Washington, DC - U.S. Representative MIke Doyle gave the following opening statement at the hearing on Ray Baum's Act that was held today by the House Energy and Commerce Committee's Subcommittee on Communications and Technology.

"Thank you to the witnesses for coming before us today, and thank you to Chairman, soon to be Senator, Blackburn for holding this hearing. Congratulations. 
"The Ray Baum’s Act was the result of bipartisan, bicameral negotiations and good faith efforts by both sides.
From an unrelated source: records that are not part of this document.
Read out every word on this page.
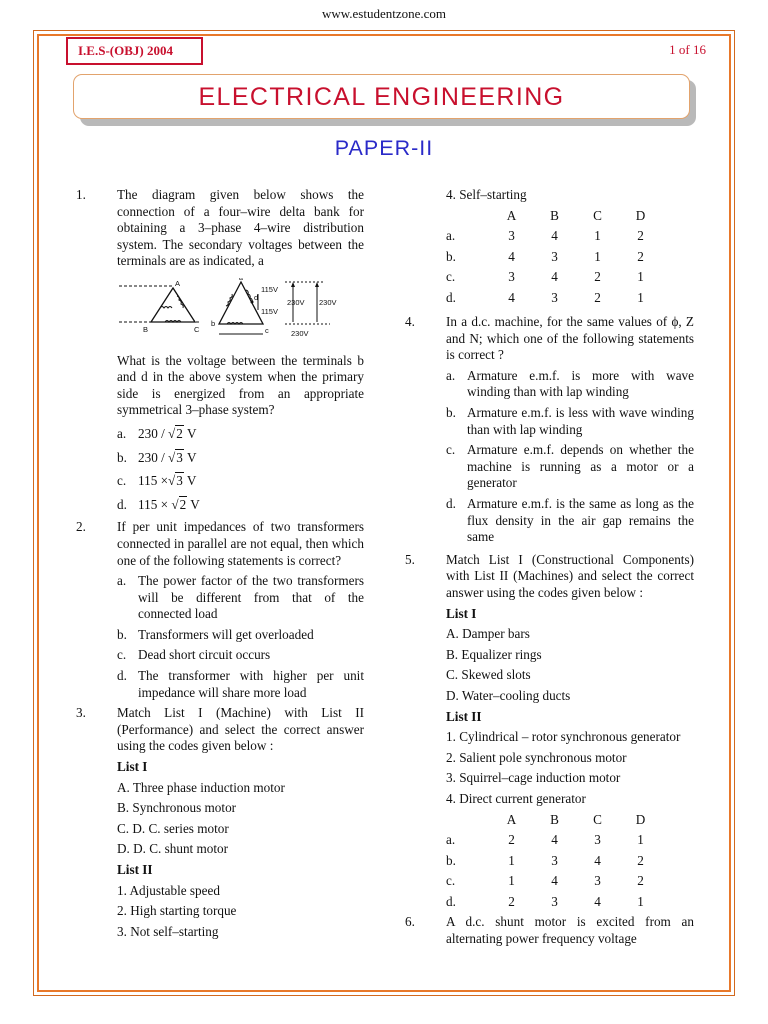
www.estudentzone.com
I.E.S-(OBJ) 2004	1 of 16
ELECTRICAL ENGINEERING
PAPER-II
1. The diagram given below shows the connection of a four–wire delta bank for obtaining a 3–phase 4–wire distribution system. The secondary voltages between the terminals are as indicated, a
A
B	C
a
b
c
d
115V
115V
230V 230V
230V
What is the voltage between the terminals b and d in the above system when the primary side is energized from an appropriate symmetrical 3–phase system?
a. 230 / √2 V
b. 230 / √3 V
c. 115 ×√3 V
d. 115 × √2 V
2. If per unit impedances of two transformers connected in parallel are not equal, then which one of the following statements is correct?
a. The power factor of the two transformers will be different from that of the connected load
b. Transformers will get overloaded
c. Dead short circuit occurs
d. The transformer with higher per unit impedance will share more load
3. Match List I (Machine) with List II (Performance) and select the correct answer using the codes given below :
List I
A. Three phase induction motor
B. Synchronous motor
C. D. C. series motor
D. D. C. shunt motor
List II
1. Adjustable speed
2. High starting torque
3. Not self–starting
4. Self–starting
A	B	C	D
a.	3	4	1	2
b.	4	3	1	2
c.	3	4	2	1
d.	4	3	2	1
4. In a d.c. machine, for the same values of ϕ, Z and N; which one of the following statements is correct ?
a. Armature e.m.f. is more with wave winding than with lap winding
b. Armature e.m.f. is less with wave winding than with lap winding
c. Armature e.m.f. depends on whether the machine is running as a motor or a generator
d. Armature e.m.f. is the same as long as the flux density in the air gap remains the same
5. Match List I (Constructional Components) with List II (Machines) and select the correct answer using the codes given below :
List I
A. Damper bars
B. Equalizer rings
C. Skewed slots
D. Water–cooling ducts
List II
1. Cylindrical – rotor synchronous generator
2. Salient pole synchronous motor
3. Squirrel–cage induction motor
4. Direct current generator
A	B	C	D
a.	2	4	3	1
b.	1	3	4	2
c.	1	4	3	2
d.	2	3	4	1
6. A d.c. shunt motor is excited from an alternating power frequency voltage
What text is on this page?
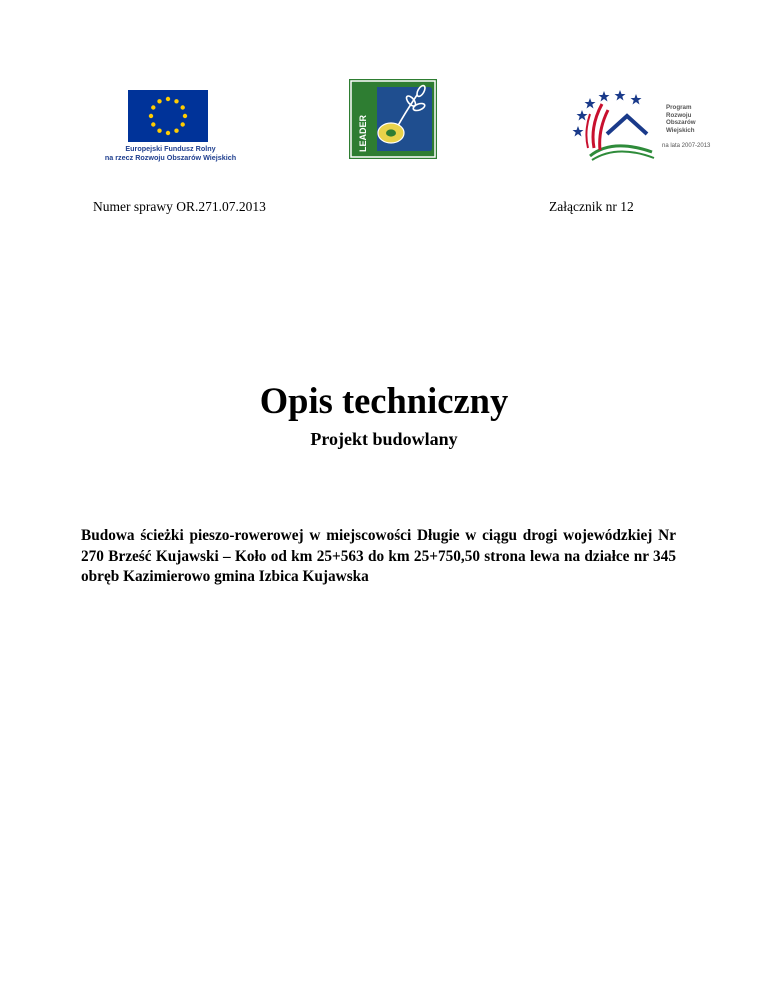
Europejski Fundusz Rolny
na rzecz Rozwoju Obszarów Wiejskich
LEADER
Program
Rozwoju
Obszarów
Wiejskich
na lata 2007-2013
Numer sprawy OR.271.07.2013	Załącznik nr 12
Opis techniczny
Projekt budowlany
Budowa ścieżki pieszo-rowerowej w miejscowości Długie w ciągu drogi wojewódzkiej Nr 270 Brześć Kujawski – Koło od km 25+563 do km 25+750,50 strona lewa na działce nr 345 obręb Kazimierowo gmina Izbica Kujawska
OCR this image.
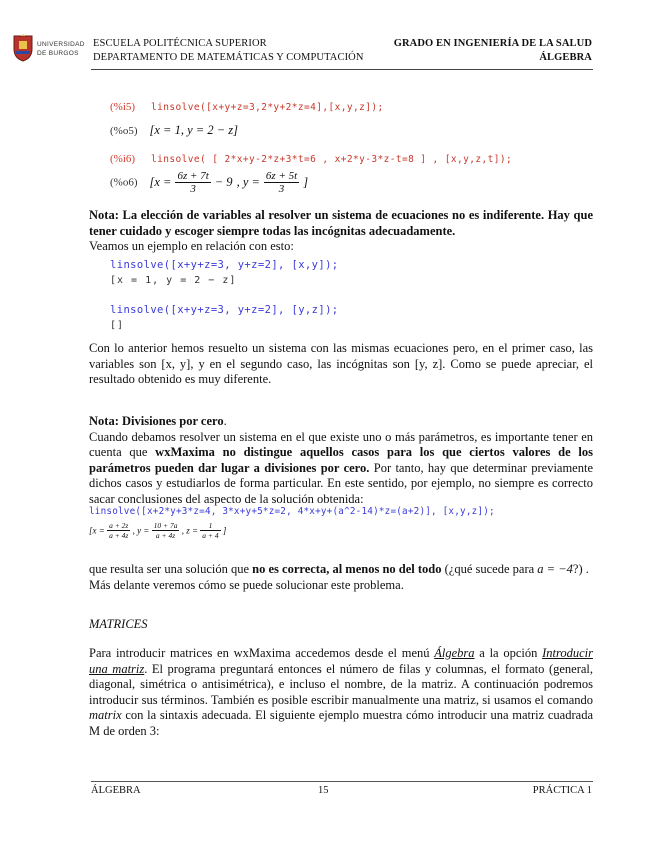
UNIVERSIDAD
DE BURGOS
ESCUELA POLITÉCNICA SUPERIOR
DEPARTAMENTO DE MATEMÁTICAS Y COMPUTACIÓN
GRADO EN INGENIERÍA DE LA SALUD
ÁLGEBRA
(%i5) linsolve([x+y+z=3,2*y+2*z=4],[x,y,z]);
(%o5) [x = 1, y = 2 − z]
(%i6) linsolve( [ 2*x+y-2*z+3*t=6 , x+2*y-3*z-t=8 ] , [x,y,z,t]);
(%o6) [$x = \frac{6z + 7t}{3} - 9$ , $y = \frac{6z + 5t}{3}$ ]
Nota: La elección de variables al resolver un sistema de ecuaciones no es indiferente. Hay que tener cuidado y escoger siempre todas las incógnitas adecuadamente.
Veamos un ejemplo en relación con esto:
linsolve([x+y+z=3, y+z=2], [x,y]);
[x = 1, y = 2 − z]
linsolve([x+y+z=3, y+z=2], [y,z]);
[]
Con lo anterior hemos resuelto un sistema con las mismas ecuaciones pero, en el primer caso, las variables son [x, y], y en el segundo caso, las incógnitas son [y, z]. Como se puede apreciar, el resultado obtenido es muy diferente.
Nota: Divisiones por cero.
Cuando debamos resolver un sistema en el que existe uno o más parámetros, es importante tener en cuenta que wxMaxima no distingue aquellos casos para los que ciertos valores de los parámetros pueden dar lugar a divisiones por cero. Por tanto, hay que determinar previamente dichos casos y estudiarlos de forma particular. En este sentido, por ejemplo, no siempre es correcto sacar conclusiones del aspecto de la solución obtenida:
linsolve([x+2*y+3*z=4, 3*x+y+5*z=2, 4*x+y+(a^2-14)*z=(a+2)], [x,y,z]);
[$x = \frac{a + 2z}{a + 4z}$ , $y = \frac{10 + 7a}{a + 4z}$ , $z = \frac{1}{a + 4}$ ]
que resulta ser una solución que no es correcta, al menos no del todo (¿qué sucede para a = −4?) .
Más delante veremos cómo se puede solucionar este problema.
MATRICES
Para introducir matrices en wxMaxima accedemos desde el menú Álgebra a la opción Introducir una matriz. El programa preguntará entonces el número de filas y columnas, el formato (general, diagonal, simétrica o antisimétrica), e incluso el nombre, de la matriz. A continuación podremos introducir sus términos. También es posible escribir manualmente una matriz, si usamos el comando matrix con la sintaxis adecuada. El siguiente ejemplo muestra cómo introducir una matriz cuadrada M de orden 3:
ÁLGEBRA	15	PRÁCTICA 1
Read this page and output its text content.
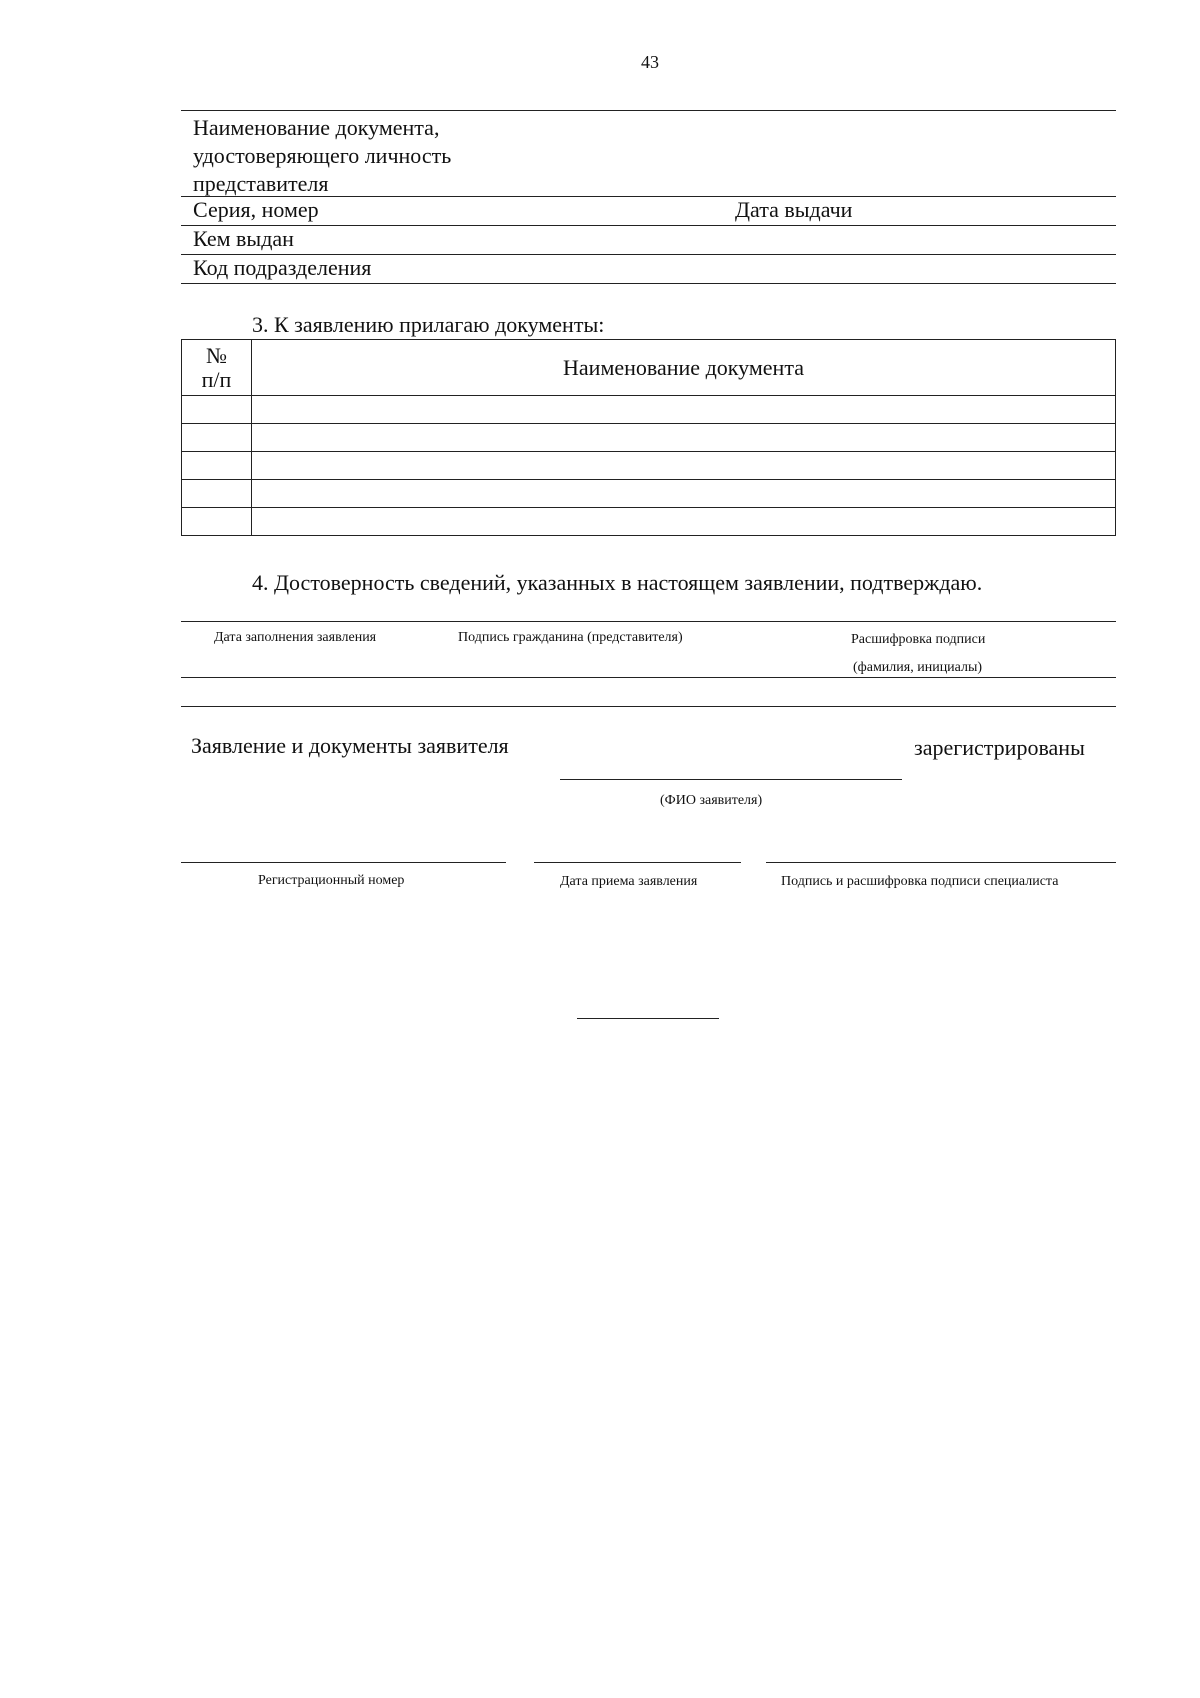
43
Наименование документа,
удостоверяющего личность
представителя
Серия, номер	Дата выдачи
Кем выдан
Код подразделения
3. К заявлению прилагаю документы:
№
п/п	Наименование документа

4. Достоверность сведений, указанных в настоящем заявлении, подтверждаю.
Дата заполнения заявления	Подпись гражданина (представителя)	Расшифровка подписи
(фамилия, инициалы)
Заявление и документы заявителя	зарегистрированы
(ФИО заявителя)
Регистрационный номер	Дата приема заявления	Подпись и расшифровка подписи специалиста
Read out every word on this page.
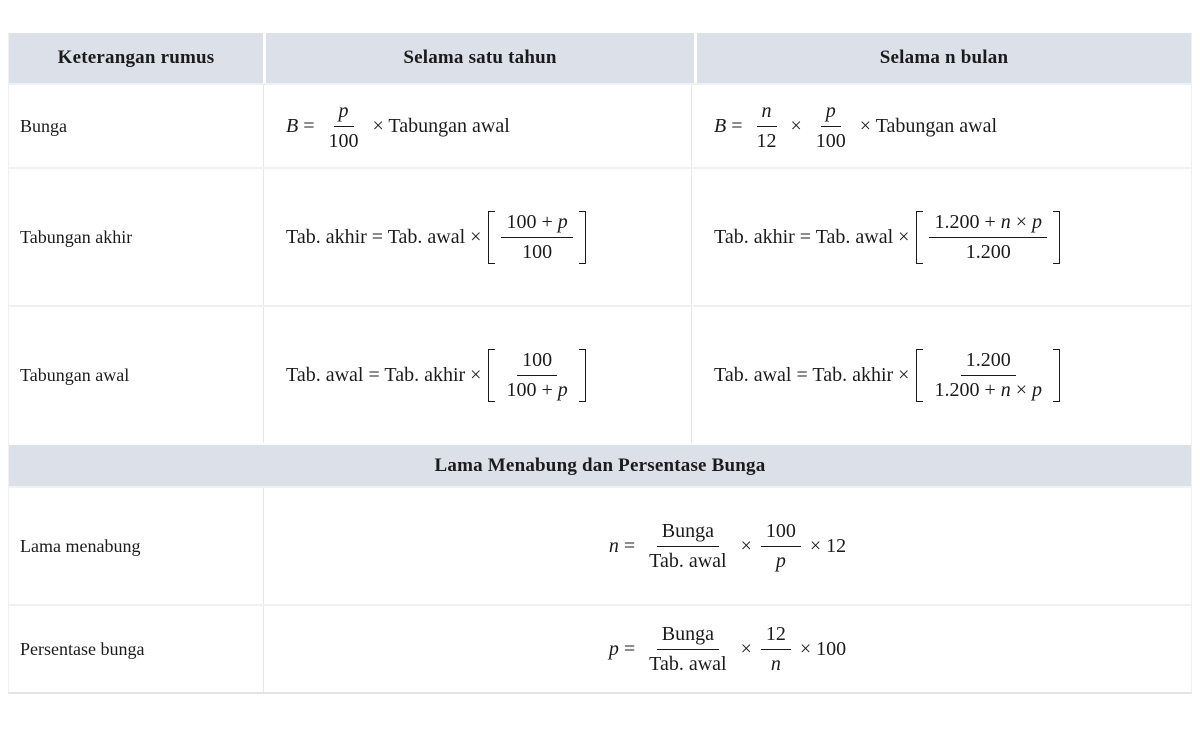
Keterangan rumus	Selama satu tahun	Selama n bulan
Bunga	$B = \frac{p}{100}$ × Tabungan awal	$B = \frac{n}{12} \times \frac{p}{100}$ × Tabungan awal
Tabungan akhir	Tab. akhir = Tab. awal × $\frac{100 + p}{100}$	Tab. akhir = Tab. awal × $\frac{1.200 + n \times p}{1.200}$
Tabungan awal	Tab. awal = Tab. akhir × $\frac{100}{100 + p}$	Tab. awal = Tab. akhir × $\frac{1.200}{1.200 + n \times p}$
Lama Menabung dan Persentase Bunga
Lama menabung	$n = \frac{\text{Bunga}}{\text{Tab. awal}} \times \frac{100}{p} \times 12$
Persentase bunga	$p = \frac{\text{Bunga}}{\text{Tab. awal}} \times \frac{12}{n} \times 100$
I’m glad that many Democratic priorities were included in this legislation, including Ranking Member Pallone’s Viewer Protection Act and Sandy Act, as well as bills led by Reps McNerney, Loebsack, Eshoo, Engel, Ruiz, Lujan, and Matsui.
"However, much work remains to be done to ensure that this legislation is carried out as Congress intended.  
"For instance, while I’m glad that we were able to come together and ensure that broadcasters would have the resources they need to complete the Incentive Auction Repack, I’m disappointed that the FCC still has not started up the consumer education program that was authorized and funded by this legislation. 
"As Mr. Zachary points out, consumers are in desperate need of education about how the repack impacts them. While I understand that broadcasters have an incentive to inform their viewers, Mr. Zachary’s testimony shows that consumers often must be guided through the process of rescanning their local stations. These are problems viewers are facing now, the FCC needs to get it into gear. 
"Ray Baum’s Act also consolidated a number of reports at the FCC into the Consolidated Communications Marketplace Report, and the Commission is planning to vote on this report at their open meeting tomorrow. 
"The draft report says that nearly one hundred percent of our country is served by one or more LTE wireless providers, which is a joke. Madam Chairman, I’d like to add this draft report to the record, so that our colleagues can see what the FCC thinks about wireless coverage in their districts. 
"With data like this, it’s no surprise the Commission put its Mobility Fund Two auction on hold. The Commission needs better data in order to proceed with this auction. They can’t put the onus on rural bidders to verify or dispute another carrier’s claims of coverage in any given area. 
"So, while I am pleased the FCC has delayed this auction, I am sorely disappointed they took so long to do it. This auction will fund wireless rural broadband deployment for the next 10 years. We need to get it right. 
"Another aspect of the Ray Baum’s Act that I think requires more oversight is the C-Band report that the FCC and NTIA are required to submit to Congress by September of 2019. This report will examine the feasibility of allowing licensed, unlicensed, and shared use of this band. Currently, cable operators, broadcasters, and public radio use this band to distribute programing using satellite downlinks. The satellite providers have proposed a private market transaction that would sell off two hundred megahertz of spectrum to wireless companies and consolidate satellite operations into the upper three hundred megahertz of the band. 
"Finding creative solutions to meet our spectrum needs is crucial, and I think there is merit to this plan. However, I am very concerned about the specifics, or lack thereof, as they have been proposed so far. This band is among those that has been identified as key to deploying 5-G service. Allowing a small group of foreign companies to hand-pick which wireless carriers get access to this critical spectrum raises incredible questions about competition, rural deployment, transparency, and the public interest. Our nation cannot afford to have the FCC sit on the sidelines while our nation’s 5-G future is being decided. 
"Finally, my community in Pittsburgh was impacted by a terrible tragedy at the Tree of Life Synagogue in Squirrel Hill. It was the deadliest attack on the Jewish community in US history. Our community is deeply grateful for the efforts of the first responders who stopped the attack, including the 911 call center operators who received calls from the people inside. They helped dispatch the first units that responded to the scene. The Ray Baum’s Act authorized important changes to the way 911 systems work in hotels and large buildings, and Representative Eshoo and Shimkus’s leadership on this issue has been critical. We need to do more, particularly as we look at next generation systems and the funding challenges we face in deploying this technology nationwide.  
"Thank you again madam chair for convening this hearing, and I look forward to the testimony of our witnesses."